Esoterically, Jesus was talking about the AUM vibration. AUM is an actual sound that we can hear in meditation. It is, in fact, the force that is our own deepest nature. It’s the Comforter – which we know because when we experience this vibrational force, we experience the power and presence of God – not way out there somewhere waiting for us to get organized so that He can bless us, but right inside of us, exactly like a mother.

Think of what it is to be a little child, and to be able to rush up to the mother and experience her complete acceptance and love. A two-year old can be playing happily, and all of a sudden they see something that is way too much for their little minds, and so they press against the mother’s body. They’re gripping her legs and asking to be lifted onto her lap. And the mother picks the child up and holds it against her bosom.

This image, which seems so intimate and loving and familiar, is in fact very small compared to the love that we feel when we receive this inner vibration.

Searching for a word to describe what that inner vibration is like, we arrive at the image of a mother, because that vibration is saturated with unconditional love.

It was hard for me to accept the idea of Divine Mother, because it wasn’t intellectual. I had studied philosophy and I’d read the Gita and the Upanishads, and I had a grand picture of the cosmos all worked out in my mind.

And then to say, “Oh, Divine Mother…” – I simply couldn’t be that childlike! It was too unsophisticated. And it wasn’t until I had lived the teachings for a time that I began to feel, without really thinking about it, the presence of the Divine Mother. And then the words came out of my mouth naturally. Because there weren’t any other adequate words to describe that presence.

Jesus spoke of the Father, so that people could feel closer to God. And he promised that their Father would never judge them harshly or punish them, because He was a spirit of Love, and not only of impersonal Law.

Now, Yogananda has come to us with a new dispensation from God, and he speaks of God as the Mother.

Yogananda told people, “Pray to God as Mother, because the Mother is closer than the Father.”

The image he urged us to hold in our heart is that there need no longer be any separation between us and the consummately loving expression of God as the Mother. Yogananda came to tell us that God is much closer than mankind has ever dreamed.

You find that your experience broadens over the years.

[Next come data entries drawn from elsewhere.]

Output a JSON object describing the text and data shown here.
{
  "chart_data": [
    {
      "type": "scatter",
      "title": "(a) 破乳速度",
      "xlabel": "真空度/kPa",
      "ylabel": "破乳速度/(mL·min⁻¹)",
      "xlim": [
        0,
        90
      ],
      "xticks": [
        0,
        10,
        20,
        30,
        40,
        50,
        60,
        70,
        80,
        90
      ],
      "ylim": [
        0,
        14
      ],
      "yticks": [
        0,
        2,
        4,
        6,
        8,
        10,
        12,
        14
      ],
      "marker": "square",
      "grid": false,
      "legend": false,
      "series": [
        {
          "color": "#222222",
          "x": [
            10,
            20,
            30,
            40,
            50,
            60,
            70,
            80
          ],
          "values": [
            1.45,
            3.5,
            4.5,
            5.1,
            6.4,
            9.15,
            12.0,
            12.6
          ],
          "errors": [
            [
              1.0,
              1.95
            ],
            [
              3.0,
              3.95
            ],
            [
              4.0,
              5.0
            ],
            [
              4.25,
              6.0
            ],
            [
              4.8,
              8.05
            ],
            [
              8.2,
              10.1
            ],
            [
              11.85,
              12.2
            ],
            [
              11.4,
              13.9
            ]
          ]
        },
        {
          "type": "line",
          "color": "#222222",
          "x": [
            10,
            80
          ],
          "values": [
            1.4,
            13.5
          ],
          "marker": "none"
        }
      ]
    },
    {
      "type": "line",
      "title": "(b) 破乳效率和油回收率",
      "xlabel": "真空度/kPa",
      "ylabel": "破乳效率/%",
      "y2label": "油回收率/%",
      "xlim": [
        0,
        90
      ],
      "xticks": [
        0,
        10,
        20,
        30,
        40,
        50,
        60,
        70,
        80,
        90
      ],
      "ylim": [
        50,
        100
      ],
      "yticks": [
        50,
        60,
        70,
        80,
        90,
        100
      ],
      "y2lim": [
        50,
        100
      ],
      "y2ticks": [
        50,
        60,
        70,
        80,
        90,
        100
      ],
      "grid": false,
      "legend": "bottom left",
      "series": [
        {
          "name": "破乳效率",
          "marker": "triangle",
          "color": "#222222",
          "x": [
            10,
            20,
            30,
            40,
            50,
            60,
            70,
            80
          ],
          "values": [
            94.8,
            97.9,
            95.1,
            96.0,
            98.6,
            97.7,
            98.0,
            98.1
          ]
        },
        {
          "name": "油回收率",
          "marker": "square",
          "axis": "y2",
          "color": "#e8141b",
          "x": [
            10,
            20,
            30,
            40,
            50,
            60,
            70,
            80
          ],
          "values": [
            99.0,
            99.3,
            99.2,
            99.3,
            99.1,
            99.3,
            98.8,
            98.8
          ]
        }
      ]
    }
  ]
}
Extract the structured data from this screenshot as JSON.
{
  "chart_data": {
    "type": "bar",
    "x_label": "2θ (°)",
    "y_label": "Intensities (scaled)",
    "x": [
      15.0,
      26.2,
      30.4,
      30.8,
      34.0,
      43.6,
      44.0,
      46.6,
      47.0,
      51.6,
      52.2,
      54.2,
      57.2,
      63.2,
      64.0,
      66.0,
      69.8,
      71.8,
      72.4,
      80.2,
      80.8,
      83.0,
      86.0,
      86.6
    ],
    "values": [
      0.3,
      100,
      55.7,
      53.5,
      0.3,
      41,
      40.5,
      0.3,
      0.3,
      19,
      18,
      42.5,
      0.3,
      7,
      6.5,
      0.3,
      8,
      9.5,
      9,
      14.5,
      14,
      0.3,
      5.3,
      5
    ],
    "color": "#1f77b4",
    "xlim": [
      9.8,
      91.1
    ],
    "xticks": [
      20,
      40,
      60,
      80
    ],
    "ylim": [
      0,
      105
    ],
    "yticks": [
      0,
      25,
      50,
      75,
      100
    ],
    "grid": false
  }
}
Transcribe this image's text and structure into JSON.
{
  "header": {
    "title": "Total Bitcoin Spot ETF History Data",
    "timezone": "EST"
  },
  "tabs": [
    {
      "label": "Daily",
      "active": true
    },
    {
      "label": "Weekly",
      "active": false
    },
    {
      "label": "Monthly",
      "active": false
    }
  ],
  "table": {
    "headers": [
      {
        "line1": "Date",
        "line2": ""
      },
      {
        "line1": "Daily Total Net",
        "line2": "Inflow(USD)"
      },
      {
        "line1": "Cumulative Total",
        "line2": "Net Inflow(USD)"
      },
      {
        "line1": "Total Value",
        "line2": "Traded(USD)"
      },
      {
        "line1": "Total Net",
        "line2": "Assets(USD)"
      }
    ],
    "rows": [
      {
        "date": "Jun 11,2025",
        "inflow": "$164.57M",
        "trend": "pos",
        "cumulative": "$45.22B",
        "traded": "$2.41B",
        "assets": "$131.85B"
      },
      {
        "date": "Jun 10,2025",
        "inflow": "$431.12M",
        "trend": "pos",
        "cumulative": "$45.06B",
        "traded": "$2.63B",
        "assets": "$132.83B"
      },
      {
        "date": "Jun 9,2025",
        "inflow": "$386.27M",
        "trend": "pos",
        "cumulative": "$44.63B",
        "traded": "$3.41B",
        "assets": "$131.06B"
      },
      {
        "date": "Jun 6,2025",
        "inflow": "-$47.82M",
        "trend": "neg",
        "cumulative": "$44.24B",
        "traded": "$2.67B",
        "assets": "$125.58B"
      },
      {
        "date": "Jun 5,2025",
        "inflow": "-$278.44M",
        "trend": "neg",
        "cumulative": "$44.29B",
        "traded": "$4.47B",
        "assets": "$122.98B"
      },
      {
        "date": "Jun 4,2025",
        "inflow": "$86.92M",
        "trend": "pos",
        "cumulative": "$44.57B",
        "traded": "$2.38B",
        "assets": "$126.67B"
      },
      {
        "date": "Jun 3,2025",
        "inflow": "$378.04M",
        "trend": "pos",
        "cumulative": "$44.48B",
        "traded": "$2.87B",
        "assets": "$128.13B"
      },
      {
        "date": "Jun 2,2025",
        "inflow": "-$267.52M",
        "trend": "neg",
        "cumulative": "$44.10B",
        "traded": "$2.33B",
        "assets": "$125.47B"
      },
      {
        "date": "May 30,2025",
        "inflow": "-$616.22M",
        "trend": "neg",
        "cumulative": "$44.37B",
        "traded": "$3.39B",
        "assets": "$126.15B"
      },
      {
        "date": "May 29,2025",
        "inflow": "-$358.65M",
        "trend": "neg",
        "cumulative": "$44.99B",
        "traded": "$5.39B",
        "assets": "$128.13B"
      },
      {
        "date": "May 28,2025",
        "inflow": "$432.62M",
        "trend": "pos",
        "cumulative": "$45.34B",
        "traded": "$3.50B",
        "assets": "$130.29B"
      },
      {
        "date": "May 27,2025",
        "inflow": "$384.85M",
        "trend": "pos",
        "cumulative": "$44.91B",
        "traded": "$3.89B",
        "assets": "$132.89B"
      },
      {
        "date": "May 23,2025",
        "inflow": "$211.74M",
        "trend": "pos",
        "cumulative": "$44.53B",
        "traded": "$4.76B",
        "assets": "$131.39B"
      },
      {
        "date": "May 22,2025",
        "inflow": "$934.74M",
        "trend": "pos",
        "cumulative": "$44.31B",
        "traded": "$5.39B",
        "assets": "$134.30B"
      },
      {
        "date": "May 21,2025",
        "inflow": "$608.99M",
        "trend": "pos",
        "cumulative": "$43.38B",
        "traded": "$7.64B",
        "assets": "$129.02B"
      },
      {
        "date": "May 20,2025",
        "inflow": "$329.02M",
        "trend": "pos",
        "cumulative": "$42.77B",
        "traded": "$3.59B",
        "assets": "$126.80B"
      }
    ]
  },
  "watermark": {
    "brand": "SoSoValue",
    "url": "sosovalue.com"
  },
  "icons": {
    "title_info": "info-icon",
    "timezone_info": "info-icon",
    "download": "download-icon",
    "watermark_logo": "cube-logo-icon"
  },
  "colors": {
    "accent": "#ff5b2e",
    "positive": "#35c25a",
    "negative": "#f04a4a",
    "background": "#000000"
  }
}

In 1970, I would never have thought that I would take Divine Mother as my own. I was far too small and mentally contracted. But as I began to open my heart, what do you know? I found that I could experience a reality that included Divine Mother.

So, even if you can’t accept the Mother for now, don’t reject it. Just say, “I won’t put on that particular garment yet. I’ll put it in the back of the closet, and for now I’ll wear this one, because it’s comfortable.”

Yogananda said that if we would do only ten percent of the things he said, we would find our freedom in God. But everyone needs a different ten percent, and that’s why he gave us so much.

The point is, you can only trust your experience. So go forward step by step, and don’t limit yourself because something seems strange at first. After a time, it won’t seem strange at all.